Ela convidou também Clemente Abbott Galvão, irmão de Fernando, um homem tão puro que parece não existir. Sua fala mansa e seu jeito tranquilo de ser conduziu nossa caminhada pela casa acomodando e contextualizando os vestígios de Fernando pelo mundo.  Na entrada, o busto de Eça de Queiroz abençoa o olhar de quem deseja percorrer o universo através dos livros. De bronze e muito bem conservada, a figura  parece ganhar vida ali, um espaço sagrado. E ela parece observar os nossos passos.

 

Vicente Serejo com seu olhar peculiar de cronista, puxava da memória a história e os trejeitos de Fernando. Segundo ele, o embaixador foi um homem que gostava mais de estar entre seus livros do que no mundo e chegou a entregar o salário de um mês inteiro para ter consigo “Preparação para a Morte”, reunindo nove poemas de Manoel Bandeira, seu amigo, a quem Manoel chamava de Intrépido Galvão.

Inquieto e detalhista, Abbott Galvão caminhava pelo mundo em busca de palavras. Entre um país e outro ele garimpava sonhos, poemas e livros raros que hoje preenchem as prateleiras de sua biblioteca - feitas todas com madeiras Carvalho trazidas de Lisboa e medidas milimetricamente pelo próprio colecionador de mundos.

Considerando-se um “Queirosiano” por excelência, ele foi um dos maiores colecionadores da obra de Eça de Queiroz em todo o Brasil. Em  sua biblioteca são reservadas  colunas e prateleiras inteiras preenchidas pelos livros editados originalmente em Portugal — como “José Matias”, “Os Maias”, “Contos”, entre tantos outros também encadernados com couro verde e conservados com todo carinho de um homem que acreditava que a leitura poderia mudar o mundo.

Serejo lembrou também que ele era muito amoroso com seus livros e não gostava de quem pegasse as obras tão bem cuidadas com as mãos sujas ou folheasse as páginas de qualquer maneira. “Ele tinha requinte em tudo. Ficava realmente chateado se alguém pegasse um livro com desdém. Se alguém quisesse muito um livro de sua biblioteca ele preferia comprar e dar de presente do que emprestar. Ele foi um grande homem, um ser humano raro”. Seus dez mil livros divididos entre a biblioteca do apartamento em Natal e na granja em Bonfim, carregam histórias lindas de vida. Para construir seu espaço Fernando mantinha contato com fornecedores na Europa e no Brasil, além de ser amigo próximo de escritores como Guimarães Rosa e Manoel Bandeira.
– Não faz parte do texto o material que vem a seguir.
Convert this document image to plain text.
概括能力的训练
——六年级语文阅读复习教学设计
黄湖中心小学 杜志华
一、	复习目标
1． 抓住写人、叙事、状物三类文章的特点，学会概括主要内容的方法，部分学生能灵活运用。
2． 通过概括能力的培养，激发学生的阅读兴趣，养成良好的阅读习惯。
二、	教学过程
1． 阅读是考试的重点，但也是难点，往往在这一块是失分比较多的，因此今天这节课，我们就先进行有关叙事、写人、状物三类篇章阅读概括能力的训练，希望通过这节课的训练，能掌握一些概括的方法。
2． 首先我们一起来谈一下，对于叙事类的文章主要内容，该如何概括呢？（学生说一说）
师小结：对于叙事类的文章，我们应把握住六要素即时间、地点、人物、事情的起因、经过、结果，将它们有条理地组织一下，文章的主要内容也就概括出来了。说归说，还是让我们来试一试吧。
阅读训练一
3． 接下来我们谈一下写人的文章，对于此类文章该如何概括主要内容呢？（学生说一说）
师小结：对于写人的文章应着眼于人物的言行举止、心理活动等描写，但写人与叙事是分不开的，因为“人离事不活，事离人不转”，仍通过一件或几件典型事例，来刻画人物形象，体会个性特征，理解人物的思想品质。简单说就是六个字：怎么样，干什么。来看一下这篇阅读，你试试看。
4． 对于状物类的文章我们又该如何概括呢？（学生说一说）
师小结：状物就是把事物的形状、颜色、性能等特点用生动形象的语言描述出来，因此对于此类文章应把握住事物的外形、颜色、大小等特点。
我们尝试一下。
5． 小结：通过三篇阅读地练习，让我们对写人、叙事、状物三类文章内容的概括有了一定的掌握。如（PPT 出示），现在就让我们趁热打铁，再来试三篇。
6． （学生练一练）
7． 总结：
Uma geração de ilustres leitores e bibliófilos

Filho do embaixador Dr. Solon de Miranda Galvão e de Dona Heloísa Abbott Galvão Fernando passou sua infância, como contou seu  irmão Clemente, já apaixonado pelos livros. Criados numa casa localizada na Avenida Rio Branco tinham como amigo o escritor Câmara Cascudo. Cursou o ginásio em Belo Horizonte e depois partiu para o Rio cursando Direito na Universidade do Brasil. “Durante o tempo em que lá estudava e trabalhava, Fernando mantinha excelentes amizades e já tinha conta na Livraria Atlântica, sempre comprando livros e os mandando encadernar, quando deles gostava”, disse Clemente.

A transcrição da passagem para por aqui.